Scotland's Rural Affairs and Environment Cabinet Secretary Richard Lochhead said: "As part of the consultation exercise his department are carrying out, I would strongly urge the UK shipping Minister Mike Penning to visit this fantastic resource to see first-hand the work that goes on.
"The expertise and experience built up over more than 30 years in dealing with offshore incidents, particularly in the oil and gas sector, is hugely impressive.
"This experience and skills cannot be replicated elsewhere in the UK and so it is crucial this centre remains fully staffed and the centre point for any response to an incident in the north sea.
"I would also urge the UK Government to urgently reconsider their position on removing Scotland's emergency towing vessels from service this week and to think again about proposals to close the important Forth and Clyde coastguard services.
"Coastguard services do a crucial job protecting our coastline and precious marine environment from pollution incidents, as well as coordinating rescues out at sea.
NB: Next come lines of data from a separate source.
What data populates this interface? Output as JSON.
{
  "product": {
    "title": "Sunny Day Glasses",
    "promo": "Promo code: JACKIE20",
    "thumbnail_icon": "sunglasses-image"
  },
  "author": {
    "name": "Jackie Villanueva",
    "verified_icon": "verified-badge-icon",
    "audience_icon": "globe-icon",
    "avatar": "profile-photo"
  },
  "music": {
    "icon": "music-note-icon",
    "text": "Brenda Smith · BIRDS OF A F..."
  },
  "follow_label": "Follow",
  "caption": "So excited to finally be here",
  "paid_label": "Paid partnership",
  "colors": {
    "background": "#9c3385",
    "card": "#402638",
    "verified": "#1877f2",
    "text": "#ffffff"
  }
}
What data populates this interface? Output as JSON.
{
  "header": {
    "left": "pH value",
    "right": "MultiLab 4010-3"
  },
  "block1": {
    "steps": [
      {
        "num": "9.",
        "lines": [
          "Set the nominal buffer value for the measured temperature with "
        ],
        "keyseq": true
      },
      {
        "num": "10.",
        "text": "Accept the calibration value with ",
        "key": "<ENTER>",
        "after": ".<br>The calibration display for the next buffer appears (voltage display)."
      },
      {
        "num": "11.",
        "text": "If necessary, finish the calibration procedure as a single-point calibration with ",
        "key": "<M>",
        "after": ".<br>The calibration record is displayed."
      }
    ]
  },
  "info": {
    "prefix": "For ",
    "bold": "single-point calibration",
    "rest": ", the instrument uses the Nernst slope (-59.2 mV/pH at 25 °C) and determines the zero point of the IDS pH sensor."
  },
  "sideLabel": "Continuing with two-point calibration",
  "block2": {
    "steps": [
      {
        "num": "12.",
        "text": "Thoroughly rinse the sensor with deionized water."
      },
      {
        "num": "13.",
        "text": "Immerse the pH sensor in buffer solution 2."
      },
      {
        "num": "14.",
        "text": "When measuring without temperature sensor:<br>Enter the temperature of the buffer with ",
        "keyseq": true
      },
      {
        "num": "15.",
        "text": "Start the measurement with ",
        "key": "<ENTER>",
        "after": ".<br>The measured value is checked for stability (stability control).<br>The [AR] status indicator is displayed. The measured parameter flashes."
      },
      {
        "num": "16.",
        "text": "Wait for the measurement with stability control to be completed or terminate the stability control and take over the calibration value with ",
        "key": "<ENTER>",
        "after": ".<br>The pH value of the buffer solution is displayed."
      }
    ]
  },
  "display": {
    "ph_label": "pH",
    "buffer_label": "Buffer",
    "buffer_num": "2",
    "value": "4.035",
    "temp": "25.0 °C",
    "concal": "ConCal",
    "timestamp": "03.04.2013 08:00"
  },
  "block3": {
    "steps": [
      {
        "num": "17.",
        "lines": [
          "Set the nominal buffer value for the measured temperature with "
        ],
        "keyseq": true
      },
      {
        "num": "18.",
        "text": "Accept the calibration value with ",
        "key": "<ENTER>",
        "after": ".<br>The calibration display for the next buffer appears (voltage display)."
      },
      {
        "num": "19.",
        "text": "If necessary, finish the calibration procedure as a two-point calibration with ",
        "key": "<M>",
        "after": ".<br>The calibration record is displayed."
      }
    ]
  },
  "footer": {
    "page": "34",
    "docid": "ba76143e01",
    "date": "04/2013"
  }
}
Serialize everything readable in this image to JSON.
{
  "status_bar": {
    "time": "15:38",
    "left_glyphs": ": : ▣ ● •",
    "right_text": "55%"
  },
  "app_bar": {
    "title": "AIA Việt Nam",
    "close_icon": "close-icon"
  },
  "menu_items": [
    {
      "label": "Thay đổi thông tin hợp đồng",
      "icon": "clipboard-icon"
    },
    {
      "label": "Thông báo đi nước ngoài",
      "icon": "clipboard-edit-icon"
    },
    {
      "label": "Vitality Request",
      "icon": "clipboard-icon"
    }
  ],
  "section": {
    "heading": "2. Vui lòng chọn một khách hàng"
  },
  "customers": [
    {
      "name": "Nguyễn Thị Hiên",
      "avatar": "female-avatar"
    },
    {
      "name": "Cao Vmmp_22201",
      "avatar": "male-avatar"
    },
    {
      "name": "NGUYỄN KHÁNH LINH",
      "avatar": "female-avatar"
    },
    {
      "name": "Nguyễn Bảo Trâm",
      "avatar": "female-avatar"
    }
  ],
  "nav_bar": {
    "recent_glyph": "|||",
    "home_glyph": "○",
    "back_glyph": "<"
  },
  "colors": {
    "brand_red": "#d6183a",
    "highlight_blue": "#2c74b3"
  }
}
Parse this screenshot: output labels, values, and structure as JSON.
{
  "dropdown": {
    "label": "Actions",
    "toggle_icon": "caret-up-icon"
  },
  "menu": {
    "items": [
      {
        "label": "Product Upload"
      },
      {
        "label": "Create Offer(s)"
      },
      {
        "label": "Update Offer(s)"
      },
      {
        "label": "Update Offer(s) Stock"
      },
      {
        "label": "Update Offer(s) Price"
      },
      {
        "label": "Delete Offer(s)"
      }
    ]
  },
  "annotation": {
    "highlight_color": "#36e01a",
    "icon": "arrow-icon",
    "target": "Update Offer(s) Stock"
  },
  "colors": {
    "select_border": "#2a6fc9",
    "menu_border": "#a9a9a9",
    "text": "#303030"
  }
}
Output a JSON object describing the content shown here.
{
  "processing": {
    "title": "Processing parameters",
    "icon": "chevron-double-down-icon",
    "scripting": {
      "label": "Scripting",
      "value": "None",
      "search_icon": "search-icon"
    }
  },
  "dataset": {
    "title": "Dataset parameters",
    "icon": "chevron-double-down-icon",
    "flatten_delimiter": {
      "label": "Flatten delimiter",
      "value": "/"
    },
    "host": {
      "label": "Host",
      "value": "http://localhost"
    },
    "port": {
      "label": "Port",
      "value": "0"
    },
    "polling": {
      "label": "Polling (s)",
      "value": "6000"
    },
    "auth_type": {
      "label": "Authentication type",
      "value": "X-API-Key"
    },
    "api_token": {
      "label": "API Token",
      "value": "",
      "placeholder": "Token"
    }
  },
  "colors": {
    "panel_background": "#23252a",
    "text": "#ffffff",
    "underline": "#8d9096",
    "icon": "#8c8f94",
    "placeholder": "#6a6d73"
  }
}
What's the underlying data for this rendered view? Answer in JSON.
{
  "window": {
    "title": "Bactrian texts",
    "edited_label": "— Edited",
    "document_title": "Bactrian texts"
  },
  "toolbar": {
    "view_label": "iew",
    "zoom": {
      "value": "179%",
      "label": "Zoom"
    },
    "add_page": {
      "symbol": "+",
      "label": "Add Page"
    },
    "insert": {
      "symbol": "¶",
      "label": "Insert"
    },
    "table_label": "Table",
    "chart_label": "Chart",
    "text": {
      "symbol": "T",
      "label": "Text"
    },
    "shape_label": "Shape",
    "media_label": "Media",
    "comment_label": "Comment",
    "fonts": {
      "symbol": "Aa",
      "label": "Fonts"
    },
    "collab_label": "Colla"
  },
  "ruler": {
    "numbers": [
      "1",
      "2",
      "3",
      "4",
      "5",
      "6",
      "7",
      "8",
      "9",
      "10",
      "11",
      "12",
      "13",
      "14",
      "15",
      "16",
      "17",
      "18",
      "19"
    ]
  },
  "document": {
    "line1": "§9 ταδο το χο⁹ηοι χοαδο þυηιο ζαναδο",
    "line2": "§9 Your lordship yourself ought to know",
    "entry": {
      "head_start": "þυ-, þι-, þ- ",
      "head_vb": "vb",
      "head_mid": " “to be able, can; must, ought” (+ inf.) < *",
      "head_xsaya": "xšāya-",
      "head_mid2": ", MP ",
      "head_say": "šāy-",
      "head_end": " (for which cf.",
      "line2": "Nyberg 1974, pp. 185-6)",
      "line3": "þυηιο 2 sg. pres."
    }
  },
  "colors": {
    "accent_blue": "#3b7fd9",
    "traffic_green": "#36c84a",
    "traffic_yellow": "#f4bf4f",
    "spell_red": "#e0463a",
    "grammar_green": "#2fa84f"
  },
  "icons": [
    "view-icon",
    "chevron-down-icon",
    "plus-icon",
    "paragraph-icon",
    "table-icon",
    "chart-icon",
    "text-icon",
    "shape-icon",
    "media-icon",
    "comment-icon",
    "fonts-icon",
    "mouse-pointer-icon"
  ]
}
"We must be absolutely sure that any modernisation of our maritime safety services is carried out to improve the safety of our maritime workers and give the agencies involved the tools they need to respond. Decisions which may end up being life or death simply should not be made for cost cutting reasons.
"The UK Government's current approach to modernising these services is uncoordinated at best. With proposed cuts across the country including downgrading Aberdeen MRCC and closure of the Forth and Clyde coastguard services, as well as ongoing uncertainty over the Air Rescue Co-ordination Centre at Kinloss, serious questions must be asked about how this is being handled."